Is $\sqrt{X-1}$ an element of the completed ring $\mathbb{C}[X]_\mathfrak{p}$ with $\mathfrak{p} = (X+1)$?

Question

Let's say we complete the ring $\mathbb{C}[X]$ respect to the ideal $\mathfrak{p} = (X+1)$, then we have the ring $\mathbb{C}[X]_{\mathfrak{p}}$. Can this ring have square roots of other polynomials? E.g. $$ \sqrt{X-a} \in \mathbb{C}[X]_{(X+1)} $$ for some $a \in \mathbb{C}$ ? This might be somewhat straightforward since we have the fundamental theorem of calculus available.

Answer 1

The $\mathbb{C}$-algebra morphism $T\mapsto X+1$ defines an isomorphism $\mathbb{C}[T]\cong \mathbb{C}[X]$ identifying the ideal $(T)$ with the ideal $(X+1)$. In particular, we obtain an induced isomorphism after completing, i.e.

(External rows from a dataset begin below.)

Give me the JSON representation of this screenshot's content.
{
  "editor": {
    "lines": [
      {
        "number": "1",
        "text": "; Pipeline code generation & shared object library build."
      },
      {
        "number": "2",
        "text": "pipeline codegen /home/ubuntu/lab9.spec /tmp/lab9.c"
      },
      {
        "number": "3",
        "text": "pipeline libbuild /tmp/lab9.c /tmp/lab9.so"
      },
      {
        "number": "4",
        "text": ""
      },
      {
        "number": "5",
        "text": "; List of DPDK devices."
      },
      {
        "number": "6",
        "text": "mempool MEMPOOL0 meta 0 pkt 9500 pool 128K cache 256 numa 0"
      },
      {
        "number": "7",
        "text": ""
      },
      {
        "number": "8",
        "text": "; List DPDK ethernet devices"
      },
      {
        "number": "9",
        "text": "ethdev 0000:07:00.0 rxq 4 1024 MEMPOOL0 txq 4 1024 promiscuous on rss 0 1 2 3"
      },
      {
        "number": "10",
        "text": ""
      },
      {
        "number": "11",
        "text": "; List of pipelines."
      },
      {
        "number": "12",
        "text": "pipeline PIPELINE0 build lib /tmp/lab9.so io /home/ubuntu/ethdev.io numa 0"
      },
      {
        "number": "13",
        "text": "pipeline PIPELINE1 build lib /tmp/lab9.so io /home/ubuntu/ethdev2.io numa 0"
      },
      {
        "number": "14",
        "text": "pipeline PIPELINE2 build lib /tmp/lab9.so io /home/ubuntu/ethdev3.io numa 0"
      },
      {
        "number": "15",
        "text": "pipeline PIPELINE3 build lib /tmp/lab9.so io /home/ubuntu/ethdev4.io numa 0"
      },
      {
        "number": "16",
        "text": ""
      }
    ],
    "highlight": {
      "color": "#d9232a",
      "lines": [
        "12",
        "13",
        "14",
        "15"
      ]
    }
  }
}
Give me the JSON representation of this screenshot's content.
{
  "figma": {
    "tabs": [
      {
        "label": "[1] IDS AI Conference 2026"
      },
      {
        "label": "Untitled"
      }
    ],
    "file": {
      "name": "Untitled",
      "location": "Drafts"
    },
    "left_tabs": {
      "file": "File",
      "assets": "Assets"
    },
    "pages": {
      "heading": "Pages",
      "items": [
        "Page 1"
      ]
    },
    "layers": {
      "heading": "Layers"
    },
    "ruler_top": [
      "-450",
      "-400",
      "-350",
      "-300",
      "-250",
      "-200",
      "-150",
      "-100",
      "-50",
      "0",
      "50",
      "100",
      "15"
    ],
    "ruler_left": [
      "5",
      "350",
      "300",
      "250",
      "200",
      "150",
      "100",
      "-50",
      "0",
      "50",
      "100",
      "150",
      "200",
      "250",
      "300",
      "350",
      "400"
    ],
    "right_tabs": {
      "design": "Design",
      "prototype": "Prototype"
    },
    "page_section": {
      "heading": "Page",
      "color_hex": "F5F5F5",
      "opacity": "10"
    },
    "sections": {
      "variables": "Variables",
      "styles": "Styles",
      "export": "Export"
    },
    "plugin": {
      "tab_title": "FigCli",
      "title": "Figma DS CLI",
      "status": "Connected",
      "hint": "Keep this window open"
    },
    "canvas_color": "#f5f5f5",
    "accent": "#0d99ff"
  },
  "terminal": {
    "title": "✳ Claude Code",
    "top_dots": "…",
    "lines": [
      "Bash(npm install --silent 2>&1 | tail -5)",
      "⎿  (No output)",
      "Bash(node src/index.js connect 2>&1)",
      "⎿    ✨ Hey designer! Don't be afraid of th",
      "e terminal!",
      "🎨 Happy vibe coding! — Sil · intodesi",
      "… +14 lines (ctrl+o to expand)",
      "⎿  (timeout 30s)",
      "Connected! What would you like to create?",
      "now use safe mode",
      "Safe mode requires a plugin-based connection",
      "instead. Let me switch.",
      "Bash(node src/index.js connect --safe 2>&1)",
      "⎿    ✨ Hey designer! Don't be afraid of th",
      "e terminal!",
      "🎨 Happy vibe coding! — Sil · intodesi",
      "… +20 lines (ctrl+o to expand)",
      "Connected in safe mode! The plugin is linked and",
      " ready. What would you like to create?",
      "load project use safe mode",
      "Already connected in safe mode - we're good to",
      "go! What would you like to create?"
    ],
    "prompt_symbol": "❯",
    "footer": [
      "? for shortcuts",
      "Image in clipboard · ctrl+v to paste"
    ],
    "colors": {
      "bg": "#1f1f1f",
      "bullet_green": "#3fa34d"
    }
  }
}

$$\mathbb{C}[\![ T ]\!] \cong (X+1)-\text{adic completion of }\mathbb{C}[X].$$ (Here I am using that the $(T)$-adic completion of $\mathbb{C}[T]$ is the ring of formal power series). Now $X+a$ has a square root on the right-hand side if and only if $T+(a-1)$ has a square root on the left-hand side.

You can use the binomial formula to deduce that $T+b$ has a square root in $\mathbb{C}[\![ T ]\!]$ if and only if $b\neq 0$. Consequently, $X+a$ has a square root in your ring of interest if and only if $a\neq 1$.